I confess: When I first read about green tech, I thought, "Great idea. But, most people don't even recycle. Nobody's going to take green computers seriously."
That's not to say I think you shouldn't care. In fact, just the opposite. I do think IT should care. And I'm not alone. Gartner estimates the IT industry accounts for 2 percent of global carbon dioxide emissions, according to a piece from Information Age. Wall Street & Technology even published an article giving five reasons why businesses should care about green data centers.
I just didn't expect anybody to actually care.
So, I was pretty surprised when I saw this piece announcing Google's plans to go carbon-neutral by the end of this year.
I knew Google had joined forces with Intel to build more energy-efficient personal computers and server systems, but I figured that was just a cost-control effort.
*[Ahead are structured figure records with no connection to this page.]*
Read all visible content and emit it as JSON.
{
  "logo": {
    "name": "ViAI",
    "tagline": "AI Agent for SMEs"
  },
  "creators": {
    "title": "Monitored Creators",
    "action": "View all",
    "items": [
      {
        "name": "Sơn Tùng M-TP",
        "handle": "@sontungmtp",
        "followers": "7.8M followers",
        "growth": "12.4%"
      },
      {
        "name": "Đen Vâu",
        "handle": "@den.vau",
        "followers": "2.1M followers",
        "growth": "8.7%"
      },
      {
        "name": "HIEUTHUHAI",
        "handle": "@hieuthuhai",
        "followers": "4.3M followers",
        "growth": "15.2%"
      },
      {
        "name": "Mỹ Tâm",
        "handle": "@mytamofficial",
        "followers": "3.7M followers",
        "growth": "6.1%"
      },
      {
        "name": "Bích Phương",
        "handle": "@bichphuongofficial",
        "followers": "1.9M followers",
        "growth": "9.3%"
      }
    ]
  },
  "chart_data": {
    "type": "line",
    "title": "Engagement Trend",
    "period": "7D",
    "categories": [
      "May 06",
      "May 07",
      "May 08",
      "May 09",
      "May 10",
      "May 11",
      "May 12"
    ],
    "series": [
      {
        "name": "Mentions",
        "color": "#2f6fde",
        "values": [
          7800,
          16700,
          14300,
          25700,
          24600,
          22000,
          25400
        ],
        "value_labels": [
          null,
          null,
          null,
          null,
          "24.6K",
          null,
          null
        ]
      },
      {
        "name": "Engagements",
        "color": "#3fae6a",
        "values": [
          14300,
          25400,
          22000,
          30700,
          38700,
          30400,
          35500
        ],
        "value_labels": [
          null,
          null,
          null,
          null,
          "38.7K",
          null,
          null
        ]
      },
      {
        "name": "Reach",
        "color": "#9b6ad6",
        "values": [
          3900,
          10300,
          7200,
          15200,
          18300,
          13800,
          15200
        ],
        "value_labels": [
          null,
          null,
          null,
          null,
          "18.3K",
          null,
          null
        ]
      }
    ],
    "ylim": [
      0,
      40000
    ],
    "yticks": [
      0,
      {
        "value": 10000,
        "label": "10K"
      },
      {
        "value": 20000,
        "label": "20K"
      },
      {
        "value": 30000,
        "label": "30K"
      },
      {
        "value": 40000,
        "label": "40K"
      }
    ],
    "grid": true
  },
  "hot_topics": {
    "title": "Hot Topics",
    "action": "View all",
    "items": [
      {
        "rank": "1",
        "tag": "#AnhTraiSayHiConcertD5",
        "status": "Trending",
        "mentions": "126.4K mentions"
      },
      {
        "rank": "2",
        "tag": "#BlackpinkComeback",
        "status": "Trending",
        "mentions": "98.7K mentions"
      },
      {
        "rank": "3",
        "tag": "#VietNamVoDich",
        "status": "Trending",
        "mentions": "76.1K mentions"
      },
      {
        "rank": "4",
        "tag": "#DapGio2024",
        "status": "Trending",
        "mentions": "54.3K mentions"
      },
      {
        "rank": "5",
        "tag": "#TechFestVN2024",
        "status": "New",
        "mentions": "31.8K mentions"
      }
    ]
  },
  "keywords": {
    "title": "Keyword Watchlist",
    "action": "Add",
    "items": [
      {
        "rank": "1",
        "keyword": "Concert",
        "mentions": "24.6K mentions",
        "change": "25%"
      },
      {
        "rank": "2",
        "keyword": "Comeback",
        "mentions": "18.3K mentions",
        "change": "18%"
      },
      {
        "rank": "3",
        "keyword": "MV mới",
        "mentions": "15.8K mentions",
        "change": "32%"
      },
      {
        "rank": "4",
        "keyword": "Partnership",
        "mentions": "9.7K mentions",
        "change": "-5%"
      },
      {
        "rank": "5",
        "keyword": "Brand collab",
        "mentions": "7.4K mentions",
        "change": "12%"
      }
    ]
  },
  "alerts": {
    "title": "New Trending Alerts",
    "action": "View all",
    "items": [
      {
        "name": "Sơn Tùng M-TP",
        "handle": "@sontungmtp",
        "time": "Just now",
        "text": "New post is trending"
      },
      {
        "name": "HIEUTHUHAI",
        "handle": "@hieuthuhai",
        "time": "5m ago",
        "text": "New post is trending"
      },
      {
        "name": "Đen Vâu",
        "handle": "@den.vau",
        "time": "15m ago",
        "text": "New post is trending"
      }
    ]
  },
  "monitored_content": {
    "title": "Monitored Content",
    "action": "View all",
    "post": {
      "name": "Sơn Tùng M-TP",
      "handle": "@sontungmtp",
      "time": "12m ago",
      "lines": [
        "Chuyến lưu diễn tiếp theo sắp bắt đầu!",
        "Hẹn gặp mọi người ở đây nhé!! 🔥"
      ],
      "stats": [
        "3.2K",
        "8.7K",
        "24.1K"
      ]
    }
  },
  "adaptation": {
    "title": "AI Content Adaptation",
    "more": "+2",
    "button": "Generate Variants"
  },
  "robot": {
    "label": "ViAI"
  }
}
But expense-cutting doesn't explain why Google also plans to purchase carbon credits to offset for emissions it can't reduce.
Google's not the only tech company investing in green technologies. But its commitment is far-reaching and includes a three-step strategy aimed at creating an environmental zero-imprint. Its efforts also reach beyond the corporate walls. For instance, the company plans to invest in efforts to capture methane from animal waste at Mexican and Brazilian farms, according to the Reuters article.
Interested in finding out your carbon footprint? The UK government is offering a carbon calculator that will give you some idea of your personal impact. It wasn't online when I checked, so I'm unsure how useful it would be to evaluate a business impact.